Asked about the news from El País, Richard Roth, an attorney for the Americans, told The Dissenter that this appeared to be “just another excuse” by the U.S. government.

“[The U.S.] did not respond before the action was commenced in New York,” Roth noted. “I suspect that it will not respond after as well.”

Indeed, there is little incentive for the Justice Department to provide any information to the Spanish high court—especially if the CIA succeeds in thwarting the lawsuit by disingenuously claiming that “national security” would be at risk if any involvement in the operation was officially denied or confirmed.

CIA director Bill Burns submitted a “classified declaration” in April that “fully defines the scope of information” at issue and “explains the harm that reasonably could be expected to result from the unauthorized disclosure of classified information.”

In May, on behalf of the four Americans, Roth responded, “This case does not concern terroristic threats to destroy America that were uncovered through technology or a program that must never be disclosed or else the threat will succeed.”

“Rather, this case is about the CIA searching and seizing cell phones and laptops of respected American lawyers and journalists, who committed no crime, and who have now stood up against loss of liberties and the government’s intrusion into their private lives by copying the contents of their cell phones and laptops.”

Roth also contended that “any claim that national security [would] be harmed must be met skeptically by this court given that the facts in this case are not a ‘secret’ as they have already been the subject of testimony in court proceedings in England and Spain, and widely reported by the press.”

Judge Koeltl has yet to rule on the “state secrets” claim from the CIA.

The case before the Spanish high court began in 2019 and was the result of an explosive report from El País in April 2019. Assange had just been expelled from Ecuador’s London embassy, arrested by British police and detained at Belmarsh prison at the behest of the U.S. government.

Morales was subsequently charged by the Spanish high court with committing privacy offenses related to the espionage operation.
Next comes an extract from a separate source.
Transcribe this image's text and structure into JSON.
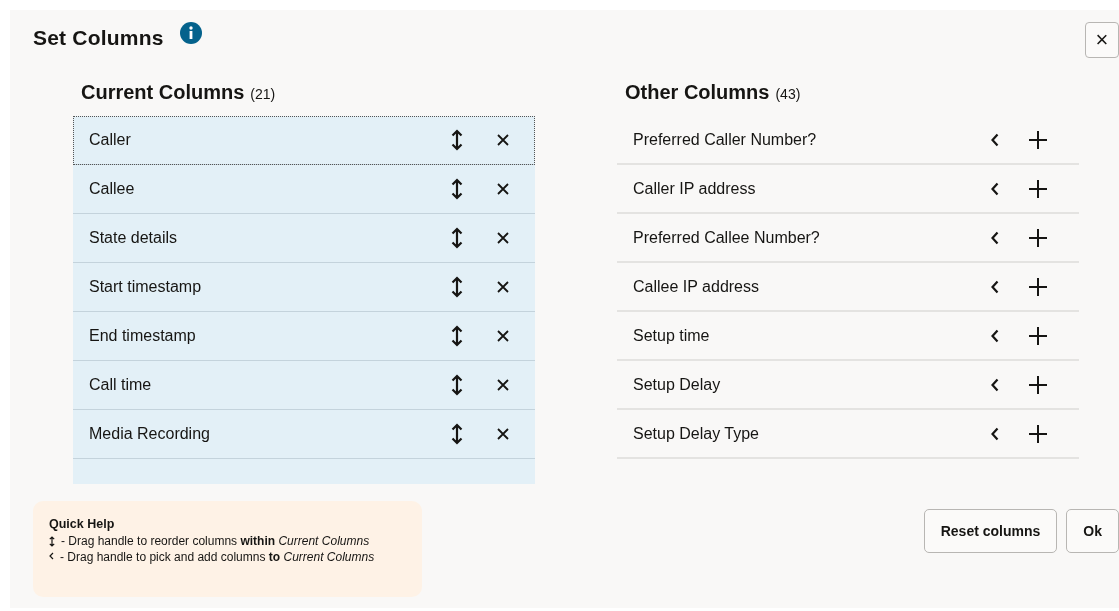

As with the lawsuit in the United States, the U.S. government has protected the CIA and frustrated the court at every turn.

El País reported that one Spanish judge “requested information about the IP addresses of the computers or other networked devices that allegedly connected from American soil to a server held by the private security firm UC Global at its headquarters in the southern Spanish city of Jerez de la Frontera.”

Testimony from former UC Global workers and email evidence suggest that U.S. intelligence services had access to this server, which contained video and audio recordings captured by cameras in Ecuador’s London embassy. However, instead of answering the requests, U.S. prosecutors demanded to know “real facts and the sources of the fact”—including the identities of anonymous whistleblowers.

“Since then,” according to El País, “silence has been the defining attitude of the U.S. Administration to the judicial assistance requests sent by the Spanish judge regarding statements by witnesses such as Pompeo or William Evanina, former head of Counterintelligence, or about the information gathered by the Senate Intelligence Committee that investigated the case, or statements by American victims of the spying, among other proceedings.”